Ilustrasi-Foto: Niagakita.

JAKARTA—Legislator dari Komisi IV DPR RI Charles Meikansyah mengakui 19 sektor pertanian secara  kebal terhadap krisis ekonomi nasional. Pertumbuhan positif sektor pertanian merupakan bukti bahwa sektor ini mampu bertahan di tengah pandemi Covid-19.

Sementara sepanjang 2020 imbas pandemi membuat PDB Indonesia mengalami kontraksi sebesar  minus 2,07 persen.

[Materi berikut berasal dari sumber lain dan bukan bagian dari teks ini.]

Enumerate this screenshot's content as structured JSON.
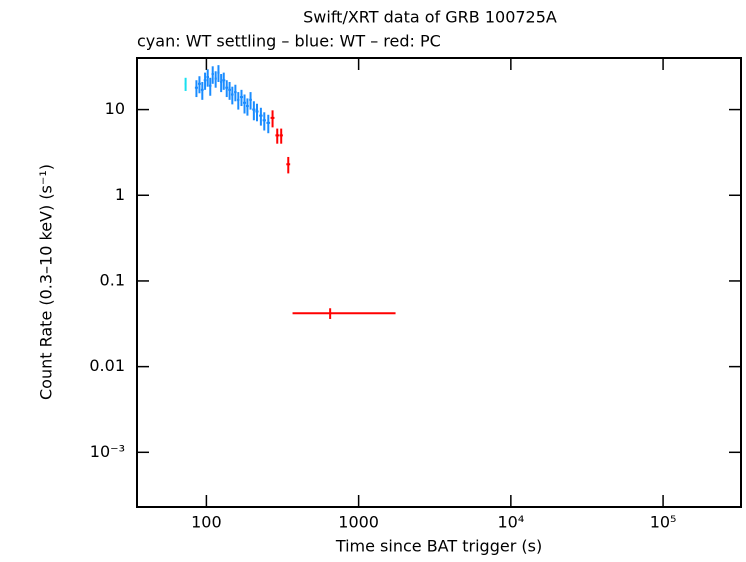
{
  "chart_data": {
    "type": "errorbar",
    "title": "Swift/XRT data of GRB 100725A",
    "subtitle": "cyan: WT settling – blue: WT – red: PC",
    "x_label": "Time since BAT trigger (s)",
    "y_label": "Count Rate (0.3–10 keV) (s⁻¹)",
    "xscale": "log",
    "yscale": "log",
    "xlim": [
      35,
      325000
    ],
    "ylim": [
      0.00023,
      40
    ],
    "xticks": [
      100,
      1000,
      {
        "value": 10000,
        "label": "10⁴"
      },
      {
        "value": 100000,
        "label": "10⁵"
      }
    ],
    "yticks": [
      10,
      1,
      0.1,
      0.01,
      {
        "value": 0.001,
        "label": "10⁻³"
      }
    ],
    "series": [
      {
        "name": "WT settling",
        "color": "#18e0f0",
        "x": [
          73
        ],
        "xerr_minus": [
          1
        ],
        "xerr_plus": [
          1
        ],
        "y": [
          20
        ],
        "yerr": [
          3.5
        ]
      },
      {
        "name": "WT",
        "color": "#1a8cff",
        "x": [
          86,
          90,
          94,
          98,
          102,
          106,
          110,
          115,
          120,
          125,
          130,
          136,
          142,
          148,
          155,
          162,
          170,
          178,
          186,
          195,
          205,
          215,
          228,
          240,
          255
        ],
        "xerr_minus": [
          2,
          2,
          2,
          2,
          2,
          2,
          2,
          2,
          2,
          2,
          3,
          3,
          3,
          3,
          3,
          3,
          4,
          4,
          4,
          4,
          5,
          5,
          6,
          6,
          7
        ],
        "xerr_plus": [
          2,
          2,
          2,
          2,
          2,
          2,
          2,
          2,
          2,
          2,
          3,
          3,
          3,
          3,
          3,
          3,
          4,
          4,
          4,
          4,
          5,
          5,
          6,
          6,
          7
        ],
        "y": [
          18,
          20,
          17,
          22,
          24,
          19,
          26,
          23,
          27,
          21,
          22,
          18,
          17,
          15,
          16,
          13,
          14,
          12,
          11,
          13,
          10,
          9.5,
          8.5,
          7.5,
          7
        ],
        "yerr": [
          4,
          4.5,
          4,
          5,
          5.5,
          4.5,
          6,
          5,
          6,
          5,
          5,
          4,
          4,
          3.5,
          3.5,
          3,
          3,
          3,
          2.5,
          3,
          2.5,
          2.2,
          2,
          1.8,
          1.7
        ]
      },
      {
        "name": "PC",
        "color": "#ff0000",
        "x": [
          272,
          292,
          310,
          345,
          650
        ],
        "xerr_minus": [
          8,
          8,
          8,
          10,
          282
        ],
        "xerr_plus": [
          8,
          8,
          8,
          10,
          1098
        ],
        "y": [
          8,
          5,
          5,
          2.3,
          0.042
        ],
        "yerr": [
          1.8,
          1,
          1,
          0.5,
          0.006
        ]
      }
    ]
  }
}
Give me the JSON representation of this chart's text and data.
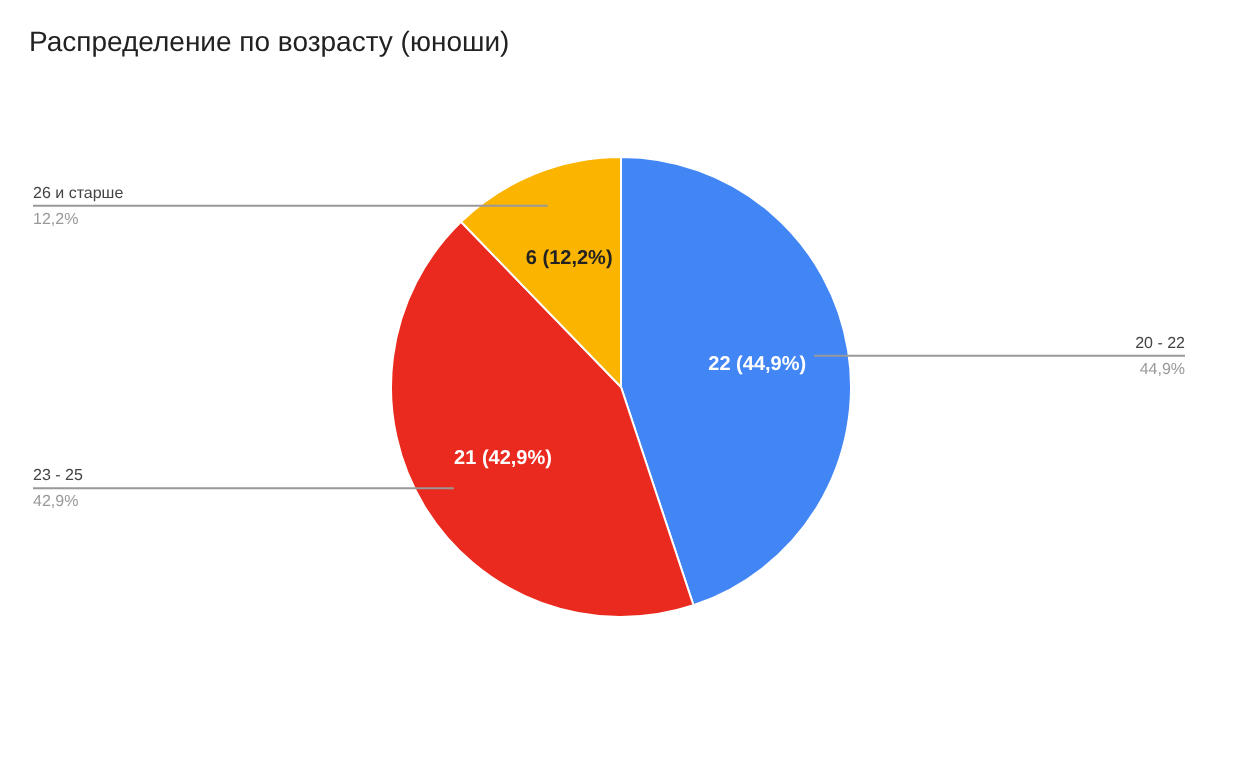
{
  "chart_data": {
    "type": "pie",
    "title": "Распределение по возрасту (юноши)",
    "categories": [
      "20 - 22",
      "23 - 25",
      "26 и старше"
    ],
    "values": [
      22,
      21,
      6
    ],
    "colors": [
      "#4285f4",
      "#ea2a1f",
      "#fbb400"
    ],
    "value_labels": [
      "22 (44,9%)",
      "21 (42,9%)",
      "6 (12,2%)"
    ],
    "annotations": [
      "44,9%",
      "42,9%",
      "12,2%"
    ]
  }
}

Namun sektor pertanian ini mampu terbaik tahan guncanga dengan total pertumbuhan sebesar 1,75 persen .

Hanya saja dia menyorot sekalipun kinerja sektor pertanian cukup baik namun pada 2021 anggaran Kementerian Pertanian mengalami pemotongan Rp6,326 triliun dari pagu awal Rp 21,838 triliun menjadi Rp15,5 triliun dengan alasan refocusing.

“Kami heran kebijakan tersebut karena masih ada  273 juta penduduk Indonesia yang harus makan tetapi refocusing anggaran sangat signifikan,“ ujar Charles dalam  webminar yang digelar INDEF yang bertajuk “Daya Tahan Sektor Pertanian: Realita atau Fatamorgana”, Rabu 17 Februari.

Selain itu alokasi anggaran untuk pupuk bersubsidi di 2021 merupakan yang terendah sejak 2015, padahal kebutuhan anggaran masih sangat besar sehingga ada gap antara kebutuhan dan ketersediaan. 

Berdasarkan E-RDKK kebutuhan pupuk sebesar 23,2 juta ton atau setara Rp 67,182 triliun sementara pagu anggaran pupuk bersubsidi hanya Rp25,76 triliun sehingga ada kesenjangan sebesar Rp41,9 triliun.

Sementara Rektor Institut Pertanian Bogor (IPB), Arief Satria mengungkapkan di era pandemi sub sektor tanaman pangan  berperan sangat penting.  Dia menyebut kontribusinya terhadap PDB pertanian meningkat tajam, dari 21,63 persen di 2019 menjadi 25,82 persen  pada kuartal II 2020 (Q2) . Ini menunjukan respon positif Kementan dalam menjaga ketahanan pangan.

“Fenomena globalisasi di Vietnam, Thailand, Kanada, Rusia, Brazil dan AS yang menahan produk pertanian untuk diekspor.  Pada waktu ini seharusnya Indonesia berkomitmen mewujudkan kedaulatan pangan dan kemandirian pangan,”  ucap dia (van).